Il arrive souvent qu'un patient présente les trois types de contraintes structurelles. Bien qu'une correction de l'occlusion puisse aider, elle n'éliminera pas les tensions habituelles à plus long terme dans le corps.

Posture de la tête en avant (FHP)
Des études montrent que notre tendance à la posture de la tête en avant permet une respiration plus efficace. En avançant la tête, on permet à l'oropharynx de s'ouvrir davantage. En outre, le PHF facilite l'utilisation du trou d'air de secours, la bouche, pour compléter l'entrée d'air. L'ouverture de la bouche augmente la prise d'air, jour et nuit.

Le PFH présente de nombreux inconvénients. Des études ont commencé à montrer que le système vasculaire est davantage altéré par le PHF. Le PHF consiste à redresser les vertèbres cervicales. Cela crée un alignement anormal appelé vertèbres cervicales "hypolordotiques" ou "kyphotiques". Ce changement d'alignement peut réduire le flux sanguin vers le cerveau. En outre, les têtes sont lourdes. Elles pèsent entre 8 et 16 livres. Le déplacement de la tête hors du centre de l'équilibre postural crée des épaules qui roulent vers l'avant, une aile des omoplates et une rotation exagérée des hanches.

Il peut y avoir un changement structurel dans l'alignement de la première colonne thoracique (T1) à la dernière colonne cervicale (C7). Cette connexion est plus faible que dans les autres régions de la colonne vertébrale et l'accoutumance à long terme est difficile à corriger.

Tout cela est favorisé par la surutilisation de certains muscles et l'affaiblissement d'autres, ce qui a pour effet de verrouiller le déséquilibre postural.

Alignement anormal du torse, des hanches, des genoux et des pieds
Pour le reste du corps, nous voyons des patients souffrant de tensions structurelles entraînant un manque de souplesse du thorax, des ischio-jambiers, des hanches et des mollets.

Le patient peut incliner son corps vers la gauche ou la droite. Il peut avoir une posture penchée vers l'avant ou vers l'arrière, avec une lordose (courbure) lombaire accrue et une rotation des hanches vers l'avant.

Nous demandons aux patients de fléchir les genoux pour voir s'il y a un mouvement de valgus (vers l'intérieur) ou de varus (vers l'extérieur) du genou dans une posture tendue. Les charges de compression et de traction influencent également les pieds et, en tant que dentistes, nous devons déterminer quelle direction crée la pathologie que nous observons, afin de pouvoir
comprendre la meilleure façon d'intervenir.

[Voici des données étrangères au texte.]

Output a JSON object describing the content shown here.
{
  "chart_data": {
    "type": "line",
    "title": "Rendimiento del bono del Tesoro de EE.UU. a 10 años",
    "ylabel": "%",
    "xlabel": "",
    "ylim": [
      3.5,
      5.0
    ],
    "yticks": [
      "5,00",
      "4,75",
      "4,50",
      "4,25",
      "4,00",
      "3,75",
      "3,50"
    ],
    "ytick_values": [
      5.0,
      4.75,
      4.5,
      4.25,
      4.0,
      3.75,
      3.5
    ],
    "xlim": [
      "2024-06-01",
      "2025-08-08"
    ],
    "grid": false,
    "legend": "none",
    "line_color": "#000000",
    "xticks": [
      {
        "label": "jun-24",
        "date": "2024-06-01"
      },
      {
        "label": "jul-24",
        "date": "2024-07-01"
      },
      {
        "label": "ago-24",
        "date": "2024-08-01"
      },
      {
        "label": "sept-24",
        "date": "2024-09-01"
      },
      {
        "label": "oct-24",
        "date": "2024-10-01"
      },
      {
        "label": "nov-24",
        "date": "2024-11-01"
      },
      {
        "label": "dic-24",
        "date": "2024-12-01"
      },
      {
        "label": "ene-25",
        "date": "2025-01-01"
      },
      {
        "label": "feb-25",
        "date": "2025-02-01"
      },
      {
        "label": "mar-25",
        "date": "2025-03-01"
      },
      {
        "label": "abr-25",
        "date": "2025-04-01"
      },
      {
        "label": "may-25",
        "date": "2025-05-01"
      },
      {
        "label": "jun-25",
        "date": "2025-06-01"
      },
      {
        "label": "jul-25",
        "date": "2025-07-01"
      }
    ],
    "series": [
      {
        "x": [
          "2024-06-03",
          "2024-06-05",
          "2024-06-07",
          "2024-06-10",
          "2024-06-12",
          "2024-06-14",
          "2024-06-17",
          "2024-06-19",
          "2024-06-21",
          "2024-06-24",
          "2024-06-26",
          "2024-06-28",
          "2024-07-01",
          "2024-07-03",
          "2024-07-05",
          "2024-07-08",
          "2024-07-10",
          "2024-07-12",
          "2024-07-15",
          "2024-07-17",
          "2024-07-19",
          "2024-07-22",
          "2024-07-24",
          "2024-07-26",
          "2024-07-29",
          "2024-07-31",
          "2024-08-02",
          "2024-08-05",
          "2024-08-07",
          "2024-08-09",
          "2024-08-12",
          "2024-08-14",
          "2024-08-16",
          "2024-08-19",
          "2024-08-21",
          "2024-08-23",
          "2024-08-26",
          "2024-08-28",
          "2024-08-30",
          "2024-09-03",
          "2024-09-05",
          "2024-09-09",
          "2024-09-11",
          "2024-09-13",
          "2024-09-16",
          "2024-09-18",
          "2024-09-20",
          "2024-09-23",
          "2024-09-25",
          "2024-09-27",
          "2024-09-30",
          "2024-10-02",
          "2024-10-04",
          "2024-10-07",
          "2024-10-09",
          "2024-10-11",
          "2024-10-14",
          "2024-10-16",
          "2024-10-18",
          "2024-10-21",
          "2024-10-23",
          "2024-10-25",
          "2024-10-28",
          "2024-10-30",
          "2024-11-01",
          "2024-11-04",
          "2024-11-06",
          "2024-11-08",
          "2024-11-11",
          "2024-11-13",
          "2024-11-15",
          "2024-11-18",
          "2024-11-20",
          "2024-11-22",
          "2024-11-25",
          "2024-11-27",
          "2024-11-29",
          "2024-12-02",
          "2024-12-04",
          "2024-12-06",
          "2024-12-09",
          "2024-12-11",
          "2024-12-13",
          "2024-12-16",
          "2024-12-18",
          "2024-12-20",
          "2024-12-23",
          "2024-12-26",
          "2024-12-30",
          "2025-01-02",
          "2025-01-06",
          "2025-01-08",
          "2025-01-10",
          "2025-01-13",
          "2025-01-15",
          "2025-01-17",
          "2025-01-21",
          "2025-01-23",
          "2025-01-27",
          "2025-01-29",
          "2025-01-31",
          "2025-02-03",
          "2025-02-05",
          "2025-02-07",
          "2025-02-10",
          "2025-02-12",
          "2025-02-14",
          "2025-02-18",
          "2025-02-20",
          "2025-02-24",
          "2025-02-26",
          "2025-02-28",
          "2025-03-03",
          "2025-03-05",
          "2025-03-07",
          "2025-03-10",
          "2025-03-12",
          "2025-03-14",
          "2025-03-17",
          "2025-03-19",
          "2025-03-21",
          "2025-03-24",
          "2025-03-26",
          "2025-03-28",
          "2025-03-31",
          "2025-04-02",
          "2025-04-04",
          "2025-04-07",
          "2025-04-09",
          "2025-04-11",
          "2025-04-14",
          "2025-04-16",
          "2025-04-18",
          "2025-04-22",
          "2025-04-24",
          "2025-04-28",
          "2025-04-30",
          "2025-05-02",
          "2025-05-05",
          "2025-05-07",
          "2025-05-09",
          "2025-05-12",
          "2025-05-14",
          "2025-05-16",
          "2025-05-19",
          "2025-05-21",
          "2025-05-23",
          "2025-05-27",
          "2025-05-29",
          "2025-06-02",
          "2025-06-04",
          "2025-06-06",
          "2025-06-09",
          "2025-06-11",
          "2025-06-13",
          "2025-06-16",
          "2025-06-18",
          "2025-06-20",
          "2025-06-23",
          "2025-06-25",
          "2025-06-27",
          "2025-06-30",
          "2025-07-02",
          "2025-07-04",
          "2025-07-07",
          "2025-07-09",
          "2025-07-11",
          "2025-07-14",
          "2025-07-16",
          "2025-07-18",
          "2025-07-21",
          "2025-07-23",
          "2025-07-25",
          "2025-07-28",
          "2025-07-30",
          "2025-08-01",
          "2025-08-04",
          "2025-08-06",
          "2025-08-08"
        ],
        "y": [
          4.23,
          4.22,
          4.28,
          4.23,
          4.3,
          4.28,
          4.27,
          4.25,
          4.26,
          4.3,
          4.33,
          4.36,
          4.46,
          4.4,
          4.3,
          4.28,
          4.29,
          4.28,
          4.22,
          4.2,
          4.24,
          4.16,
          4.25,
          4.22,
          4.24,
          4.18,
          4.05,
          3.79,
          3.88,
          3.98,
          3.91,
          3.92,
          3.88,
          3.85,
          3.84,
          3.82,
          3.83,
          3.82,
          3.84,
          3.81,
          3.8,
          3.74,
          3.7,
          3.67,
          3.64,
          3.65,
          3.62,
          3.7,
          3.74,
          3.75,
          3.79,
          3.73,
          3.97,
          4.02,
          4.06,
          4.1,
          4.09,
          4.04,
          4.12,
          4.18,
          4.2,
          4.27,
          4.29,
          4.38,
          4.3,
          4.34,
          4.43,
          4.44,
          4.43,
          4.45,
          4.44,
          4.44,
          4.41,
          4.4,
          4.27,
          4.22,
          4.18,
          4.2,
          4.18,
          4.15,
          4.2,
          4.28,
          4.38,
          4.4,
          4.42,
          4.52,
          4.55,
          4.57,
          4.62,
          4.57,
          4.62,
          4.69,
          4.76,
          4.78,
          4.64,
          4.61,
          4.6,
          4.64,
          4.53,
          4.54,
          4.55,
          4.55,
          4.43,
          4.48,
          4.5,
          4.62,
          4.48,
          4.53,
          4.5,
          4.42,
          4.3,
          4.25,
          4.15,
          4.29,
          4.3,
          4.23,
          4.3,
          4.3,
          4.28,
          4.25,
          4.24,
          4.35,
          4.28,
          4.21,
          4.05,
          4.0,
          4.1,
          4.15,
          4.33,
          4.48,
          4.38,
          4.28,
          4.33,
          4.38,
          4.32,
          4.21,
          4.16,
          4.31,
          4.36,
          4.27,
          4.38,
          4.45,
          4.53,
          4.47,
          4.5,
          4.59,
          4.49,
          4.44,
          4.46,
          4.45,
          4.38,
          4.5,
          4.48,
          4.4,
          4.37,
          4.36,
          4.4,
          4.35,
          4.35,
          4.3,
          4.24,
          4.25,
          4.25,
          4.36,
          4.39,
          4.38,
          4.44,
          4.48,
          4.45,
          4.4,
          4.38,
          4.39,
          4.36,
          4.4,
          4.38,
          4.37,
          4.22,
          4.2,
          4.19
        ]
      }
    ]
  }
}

La véritable leçon à retenir est qu'aucune partie du corps ne fonctionne seule. Nous sommes des êtres intégrés et soumis à des contraintes posturales tout au long de notre vie. Cette contrainte n'est pas gratuite. Elle a un coût qui peut être important pour la santé de nos patients. Si nous ne pouvons pas traiter les nuques, les dos, les hanches et les pieds, nous pouvons observer les tensions, comprendre que nous pouvons avoir une influence sur ces tensions, et collaborer et nous intégrer avec d'autres prestataires de soins de santé pour offrir de meilleurs soins à nos patients.